The island nation has been, rightly, concerned with the havoc that drugs, their being smuggled in, their peddling, their spread can cause. And aware too of the global connect between drugs and guns and terrorism. It has, therefore, long provided for a sentence of death for drug offences, among others like murder. But for the last four decades and more has not implemented it — driven ‘somewhere’ in its collective consciousness by the Buddhist doctrine of ahimsa.
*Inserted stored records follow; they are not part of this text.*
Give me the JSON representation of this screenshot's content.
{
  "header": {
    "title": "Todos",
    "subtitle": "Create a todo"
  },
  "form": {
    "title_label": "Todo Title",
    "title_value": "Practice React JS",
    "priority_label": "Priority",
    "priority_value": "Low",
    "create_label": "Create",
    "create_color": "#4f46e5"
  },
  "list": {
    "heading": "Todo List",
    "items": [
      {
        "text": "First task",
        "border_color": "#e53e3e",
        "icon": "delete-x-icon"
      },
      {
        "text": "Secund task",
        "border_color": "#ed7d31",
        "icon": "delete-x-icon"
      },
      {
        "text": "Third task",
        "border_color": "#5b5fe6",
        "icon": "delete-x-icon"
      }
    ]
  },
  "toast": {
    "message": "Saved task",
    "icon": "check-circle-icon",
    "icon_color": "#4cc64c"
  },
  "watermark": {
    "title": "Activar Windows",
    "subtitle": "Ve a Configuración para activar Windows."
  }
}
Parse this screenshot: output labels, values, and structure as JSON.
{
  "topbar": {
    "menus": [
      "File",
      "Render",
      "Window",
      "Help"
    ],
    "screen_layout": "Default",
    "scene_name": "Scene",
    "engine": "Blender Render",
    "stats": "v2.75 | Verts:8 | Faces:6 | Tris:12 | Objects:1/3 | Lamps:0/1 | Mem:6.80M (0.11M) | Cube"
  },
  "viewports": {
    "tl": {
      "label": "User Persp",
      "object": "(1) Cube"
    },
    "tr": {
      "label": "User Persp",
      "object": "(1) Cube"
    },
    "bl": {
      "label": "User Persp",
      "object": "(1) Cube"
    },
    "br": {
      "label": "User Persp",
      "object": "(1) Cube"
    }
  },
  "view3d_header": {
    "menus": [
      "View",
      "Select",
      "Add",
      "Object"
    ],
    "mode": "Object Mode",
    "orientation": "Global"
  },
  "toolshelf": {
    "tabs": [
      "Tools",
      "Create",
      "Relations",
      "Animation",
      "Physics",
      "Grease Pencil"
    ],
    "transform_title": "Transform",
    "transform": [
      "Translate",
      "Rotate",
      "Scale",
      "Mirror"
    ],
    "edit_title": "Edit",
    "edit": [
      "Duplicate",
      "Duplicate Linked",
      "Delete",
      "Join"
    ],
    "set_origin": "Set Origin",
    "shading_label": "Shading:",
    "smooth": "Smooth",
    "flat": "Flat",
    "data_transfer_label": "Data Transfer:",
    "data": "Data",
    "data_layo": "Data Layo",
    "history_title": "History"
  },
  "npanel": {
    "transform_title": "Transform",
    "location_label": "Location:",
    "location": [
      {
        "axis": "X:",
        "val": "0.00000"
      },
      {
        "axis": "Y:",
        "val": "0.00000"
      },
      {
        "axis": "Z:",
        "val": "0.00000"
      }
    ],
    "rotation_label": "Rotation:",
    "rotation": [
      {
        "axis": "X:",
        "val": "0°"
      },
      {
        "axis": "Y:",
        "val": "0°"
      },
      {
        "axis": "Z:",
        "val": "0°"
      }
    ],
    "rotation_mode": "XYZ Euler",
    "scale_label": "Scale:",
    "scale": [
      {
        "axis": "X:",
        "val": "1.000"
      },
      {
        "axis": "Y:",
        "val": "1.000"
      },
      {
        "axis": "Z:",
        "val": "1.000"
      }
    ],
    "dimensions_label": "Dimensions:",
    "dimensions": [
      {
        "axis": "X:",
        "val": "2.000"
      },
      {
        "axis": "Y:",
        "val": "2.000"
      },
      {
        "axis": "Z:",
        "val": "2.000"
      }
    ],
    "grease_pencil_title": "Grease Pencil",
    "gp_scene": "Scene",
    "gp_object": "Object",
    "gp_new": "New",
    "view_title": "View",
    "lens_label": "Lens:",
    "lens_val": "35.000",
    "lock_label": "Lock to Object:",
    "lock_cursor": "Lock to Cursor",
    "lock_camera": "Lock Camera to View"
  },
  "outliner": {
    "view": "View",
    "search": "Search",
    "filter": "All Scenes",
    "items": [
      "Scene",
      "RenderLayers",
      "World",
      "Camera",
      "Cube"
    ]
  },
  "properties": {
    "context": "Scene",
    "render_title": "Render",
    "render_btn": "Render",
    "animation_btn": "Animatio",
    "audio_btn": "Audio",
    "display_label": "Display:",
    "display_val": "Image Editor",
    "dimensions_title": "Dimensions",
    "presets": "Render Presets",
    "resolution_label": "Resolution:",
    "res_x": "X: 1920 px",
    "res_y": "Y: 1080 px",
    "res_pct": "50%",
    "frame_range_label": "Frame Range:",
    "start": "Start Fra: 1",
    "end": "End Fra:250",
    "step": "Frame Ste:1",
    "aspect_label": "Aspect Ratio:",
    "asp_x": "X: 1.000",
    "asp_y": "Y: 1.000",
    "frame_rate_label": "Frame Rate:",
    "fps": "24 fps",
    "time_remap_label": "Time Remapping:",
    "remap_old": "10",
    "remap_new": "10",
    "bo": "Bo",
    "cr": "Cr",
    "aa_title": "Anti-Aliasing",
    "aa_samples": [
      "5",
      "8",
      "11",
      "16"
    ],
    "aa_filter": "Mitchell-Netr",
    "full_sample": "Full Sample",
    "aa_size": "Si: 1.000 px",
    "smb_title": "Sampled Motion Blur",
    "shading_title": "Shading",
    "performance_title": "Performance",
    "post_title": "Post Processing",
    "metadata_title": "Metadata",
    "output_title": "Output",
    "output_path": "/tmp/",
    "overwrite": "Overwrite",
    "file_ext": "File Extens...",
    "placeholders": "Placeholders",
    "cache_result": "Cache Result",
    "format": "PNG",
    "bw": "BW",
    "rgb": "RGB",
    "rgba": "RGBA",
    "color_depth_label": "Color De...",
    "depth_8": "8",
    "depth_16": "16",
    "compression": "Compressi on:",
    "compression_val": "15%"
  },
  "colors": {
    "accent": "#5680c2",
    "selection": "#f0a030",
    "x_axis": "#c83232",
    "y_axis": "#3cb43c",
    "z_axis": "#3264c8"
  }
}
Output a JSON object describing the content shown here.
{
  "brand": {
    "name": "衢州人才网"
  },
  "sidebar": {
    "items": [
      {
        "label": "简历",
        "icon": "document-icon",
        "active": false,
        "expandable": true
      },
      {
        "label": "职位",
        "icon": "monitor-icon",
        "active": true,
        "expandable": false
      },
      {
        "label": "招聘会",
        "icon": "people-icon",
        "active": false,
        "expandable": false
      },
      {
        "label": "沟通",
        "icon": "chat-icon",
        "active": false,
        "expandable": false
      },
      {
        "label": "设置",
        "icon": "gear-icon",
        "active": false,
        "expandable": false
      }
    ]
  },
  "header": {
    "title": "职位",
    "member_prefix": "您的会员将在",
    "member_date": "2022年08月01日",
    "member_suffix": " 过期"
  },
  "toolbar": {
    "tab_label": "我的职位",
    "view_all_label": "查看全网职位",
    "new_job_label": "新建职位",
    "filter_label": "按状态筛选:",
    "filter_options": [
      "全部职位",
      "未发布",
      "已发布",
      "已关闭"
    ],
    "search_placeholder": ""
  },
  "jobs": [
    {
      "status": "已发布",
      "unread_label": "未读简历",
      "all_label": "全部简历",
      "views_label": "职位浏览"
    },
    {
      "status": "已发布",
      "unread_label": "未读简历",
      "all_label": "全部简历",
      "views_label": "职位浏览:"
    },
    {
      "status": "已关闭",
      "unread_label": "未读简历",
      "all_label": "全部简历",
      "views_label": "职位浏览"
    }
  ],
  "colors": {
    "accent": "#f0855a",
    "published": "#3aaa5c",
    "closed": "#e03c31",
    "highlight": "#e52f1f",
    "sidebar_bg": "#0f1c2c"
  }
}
When after the assassination of a high court judge in 2004 the then president, Chandrika Bandaranaike, sought to end the moratorium, there were widespread protests and she let the moratorium stay.
Those who believe in the deterrent capacity of the death sentence have found Sri Lanka’s moratorium naïve. Those who believe the death sentence does nothing to deter any crime have found it civilized. The first set will laud Sirisena’s decision, announced on February 6, 2019, to revive executions for drug offences. They will, in fact, hope and expect that this will lead to a return to hangings per se. There are, as of 2015, 1,116 cases on Sri Lanka’s ‘death row’.
But those who think otherwise will be startled by the tone and content of Sirisena’s statement reported by AFP: “I hope to carry out the first hanging within a month or two.” Is the President Sirisena of 2019 the same as the President Sirisena of 2016?
If the moratorium is lifted now, will drug offences plummet? Will other crimes that attract the death penalty in Sri Lanka be checked? World penological experience would say, definitely not. Only a machismo spirit will have been requited. Sri Lanka has a historic choice: to be in sync with SWRD’s modern and Buddhist spirit as well as with modern thinking and view crime and punishment differently from the Middle Ages. Or, recoil atavistically to ‘eye for an eye’.
Will, in this 60th anniversary of SWRD’s deathbed appeal, the president, Sirisena, reflect on the grace of his own 2016 action, and keep the hangman’s rope in the museum of medieval vengeance?